Raw lament is alive in public worship, whether expressed with words or in the stillness of heart and gut.
Or does the petitioner only mean not to be greedy, that we only need the rain we need, and give the rest to someone else? But the crops are burned to a crisp and the cattle are falling over. How do we express genuine urgency? Do we dare?
Meanwhile, all these years in Episcopal congregations, I keep listening for the urgency. During this long stretch of the pandemic, I think I’m “hearing” that urgency from time to time. I don’t necessarily mean something audible, but the sensation in the room of a people at prayer motivated by extreme circumstance: interior keening, quietly driven, silently guttural but still the pointed result of some clear pain.
Raw lament is alive in public worship, whether expressed with words or in the stillness of heart and gut. I want to remain mindful of the need we have to articulate it, in whatever way we would do it, in whatever way aligns with our tradition and practice. I want to hold space for it as surely as I hear Jesus beckoning to himself all who are weary and carrying heavy burdens.
The last time I drove through Waldron, I passed the church.
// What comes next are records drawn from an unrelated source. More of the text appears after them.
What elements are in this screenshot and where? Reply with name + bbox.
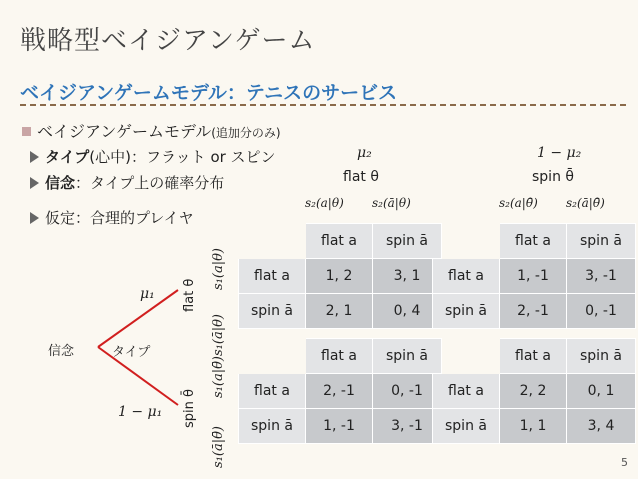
sub-item-text: 仮定：合理的プレイヤ (45, 209, 194, 227)
sub-item-term: 信念 (45, 174, 76, 192)
row-header: flat a (433, 259, 500, 294)
payoff-cell: 2, 1 (306, 294, 373, 329)
s2-a-theta-label: s₂(a|θ) (305, 196, 344, 210)
payoff-cell: 3, -1 (373, 409, 442, 444)
flat-theta-label: flat θ (343, 169, 379, 185)
payoff-cell: 3, 1 (373, 259, 442, 294)
payoff-cell: 0, -1 (373, 374, 442, 409)
payoff-cell: 1, -1 (306, 409, 373, 444)
row-header: spin ā (239, 409, 306, 444)
col-header: spin ā (567, 224, 636, 259)
row-header: flat a (433, 374, 500, 409)
row-header: flat a (239, 374, 306, 409)
type-label: タイプ (112, 345, 151, 360)
row-header: spin ā (433, 294, 500, 329)
sub-item-text: (心中)：フラット or スピン (89, 148, 276, 166)
col-header: flat a (500, 339, 567, 374)
sub-item-term: タイプ (45, 148, 90, 166)
slide-subtitle: ベイジアンゲームモデル：テニスのサービス (20, 82, 398, 104)
s1-a-theta-label: s₁(a|θ) (211, 248, 226, 290)
s1-a-thetabar-label: s₁(a|θ̄) (211, 356, 226, 398)
slide-title: 戦略型ベイジアンゲーム (20, 26, 316, 56)
table-corner (239, 339, 306, 374)
s2-a-thetabar-label: s₂(a|θ̄) (499, 196, 538, 210)
payoff-cell: 2, 2 (500, 374, 567, 409)
sub-item-text: ：タイプ上の確率分布 (75, 174, 225, 192)
payoff-cell: 3, -1 (567, 259, 636, 294)
table-corner (239, 224, 306, 259)
payoff-table-flat-spin (432, 223, 636, 329)
table-corner (433, 339, 500, 374)
payoff-cell: 1, 2 (306, 259, 373, 294)
row-flat-theta-label: flat θ (182, 278, 197, 312)
row-spin-theta-label: spin θ̄ (182, 389, 197, 428)
mu1-label: μ₁ (140, 286, 155, 302)
col-header: flat a (306, 224, 373, 259)
row-header: flat a (239, 259, 306, 294)
payoff-cell: 2, -1 (500, 294, 567, 329)
payoff-cell: 3, 4 (567, 409, 636, 444)
s2-abar-thetabar-label: s₂(ā|θ̄) (566, 196, 605, 210)
s2-abar-theta-label: s₂(ā|θ) (372, 196, 411, 210)
mu2-label: μ₂ (357, 145, 372, 161)
payoff-cell: 1, -1 (500, 259, 567, 294)
payoff-cell: 0, 1 (567, 374, 636, 409)
payoff-table-spin-flat (238, 338, 442, 444)
payoff-table-flat-flat (238, 223, 442, 329)
col-header: spin ā (373, 339, 442, 374)
page-number: 5 (621, 456, 628, 469)
payoff-cell: 2, -1 (306, 374, 373, 409)
s1-abar-thetabar-label: s₁(ā|θ̄) (211, 426, 226, 468)
row-header: spin ā (239, 294, 306, 329)
bullet-main-text: ベイジアンゲームモデル (37, 122, 212, 141)
one-minus-mu2-label: 1 − μ₂ (537, 145, 582, 161)
spin-theta-label: spin θ̄ (532, 169, 574, 185)
s1-abar-theta-label: s₁(ā|θ) (211, 314, 226, 356)
payoff-cell: 0, 4 (373, 294, 442, 329)
table-corner (433, 224, 500, 259)
belief-label: 信念 (48, 344, 75, 359)
col-header: flat a (500, 224, 567, 259)
payoff-table-spin-spin (432, 338, 636, 444)
col-header: flat a (306, 339, 373, 374)
tree-branch-upper (98, 290, 178, 347)
col-header: spin ā (373, 224, 442, 259)
row-header: spin ā (433, 409, 500, 444)
col-header: spin ā (567, 339, 636, 374)
bullet-main-note: (追加分のみ) (211, 126, 281, 140)
payoff-cell: 0, -1 (567, 294, 636, 329)
one-minus-mu1-label: 1 − μ₁ (118, 404, 163, 420)
payoff-cell: 1, 1 (500, 409, 567, 444)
Briefly I wondered whether it had been shuttered for good, but I was soon overwhelmed by foundational memories of the sights, sounds and smells of that congregation when it was at worship. Grandma’s piano playing surfaced among those things recalled and remained foremost as I kept going.
I wonder whether she knew in her lifetime how many souls she had helped set free by her ministry. If not then, surely she knows now.